A section in the middle of the book however, a meditation on the use of photos taken of prisoners at Tuol Sleng as art especially stood out to me. Dunlop is a photographer but finds himself troubled by the aesthetic exploitation of murder (every prisoner admitted to Tuol Sleng had a mug shot taken. These photos are of excellent technical quality and are now posted on the walls the prison.) I would expand Dunlop's condemnation of the genocide-photos-as-art school of photography to art in general - I find most modern and postmodern art to be inhumane and for the same reasons.

Many of the images from Tuol Sleng were taken in isolation, with a white backdrop, without a context, as though in a void between life and death. More than twenty years after the horror this allowed peple to view Ein's pictures simply as portrature.

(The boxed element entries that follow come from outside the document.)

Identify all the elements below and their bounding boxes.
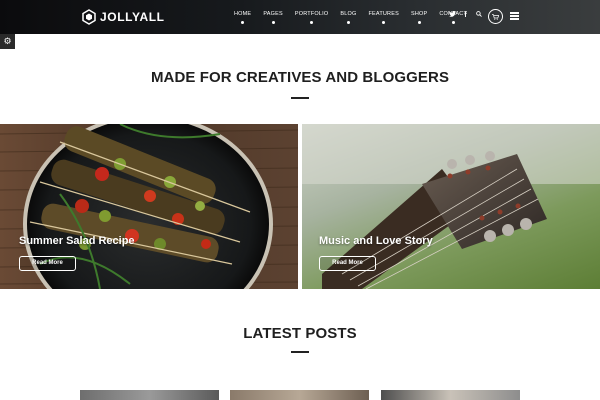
section-title-underline [291,351,309,353]
cart-icon [492,13,500,20]
section-title-creatives: MADE FOR CREATIVES AND BLOGGERS [150,69,450,86]
facebook-icon[interactable]: f [459,10,472,22]
nav-item-pages[interactable]: PAGES [257,10,289,24]
post-card-music-love[interactable]: Music and Love Story Read More [302,124,600,289]
nav-item-features[interactable]: FEATURES [362,10,405,24]
site-header: JOLLYALL HOME PAGES PORTFOLIO BLOG FEATU… [0,0,600,34]
hamburger-menu-icon[interactable] [510,12,519,20]
nav-item-home[interactable]: HOME [228,10,257,24]
social-icons: f [446,10,485,22]
section-title-underline [291,97,309,99]
twitter-icon[interactable] [446,10,459,22]
nav-item-shop[interactable]: SHOP [405,10,433,24]
nav-item-portfolio[interactable]: PORTFOLIO [289,10,334,24]
card-title-music-love[interactable]: Music and Love Story [319,235,433,247]
section-title-latest-posts: LATEST POSTS [243,325,357,342]
cart-button[interactable] [488,9,503,24]
card-title-summer-salad[interactable]: Summer Salad Recipe [19,235,135,247]
settings-gear-icon[interactable]: ⚙ [0,34,15,49]
search-icon[interactable] [472,10,485,22]
latest-post-thumbnail[interactable] [80,390,219,400]
post-card-summer-salad[interactable]: Summer Salad Recipe Read More [0,124,298,289]
logo-hexagon-icon [82,9,96,25]
nav-item-blog[interactable]: BLOG [334,10,362,24]
latest-post-thumbnail[interactable] [230,390,369,400]
main-nav: HOME PAGES PORTFOLIO BLOG FEATURES SHOP … [228,10,473,24]
read-more-button[interactable]: Read More [319,256,376,271]
read-more-button[interactable]: Read More [19,256,76,271]
site-logo[interactable]: JOLLYALL [82,8,165,26]
latest-post-thumbnail[interactable] [381,390,520,400]
brand-name: JOLLYALL [100,10,165,24]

Viewd in this way the photgraphs make subjects real to us buut at the same time deplete any sense of urgency. In a gallery, they become studies in the photography's aesthetic possibilities first, and evidence of mass murder second

The book of mug shots was a sumptous volume of more than seventy photographs. It was called The Killing Fields, borrowing its title from the film, even though all the pictures had been taken in S-21. There were no captions and the two essays in the back were added, it seemed almost as an afterthought. To view them in this way one feels almost predatory. The victims are presented as teh Khmer Rouge saw them: without a name, without a family, without an identity or a country.


It seems disingenuous to me to display these photographs without making clear why it is considered important to show them. There is a danger of it becoming a self-defeating exercise in highbrow voyeurism. One of the reasons there are so few photographs in this book is because of my increasing frustration with photography's limitations. The display of the images becomes a passive act of remembrance, rather than a call for justice.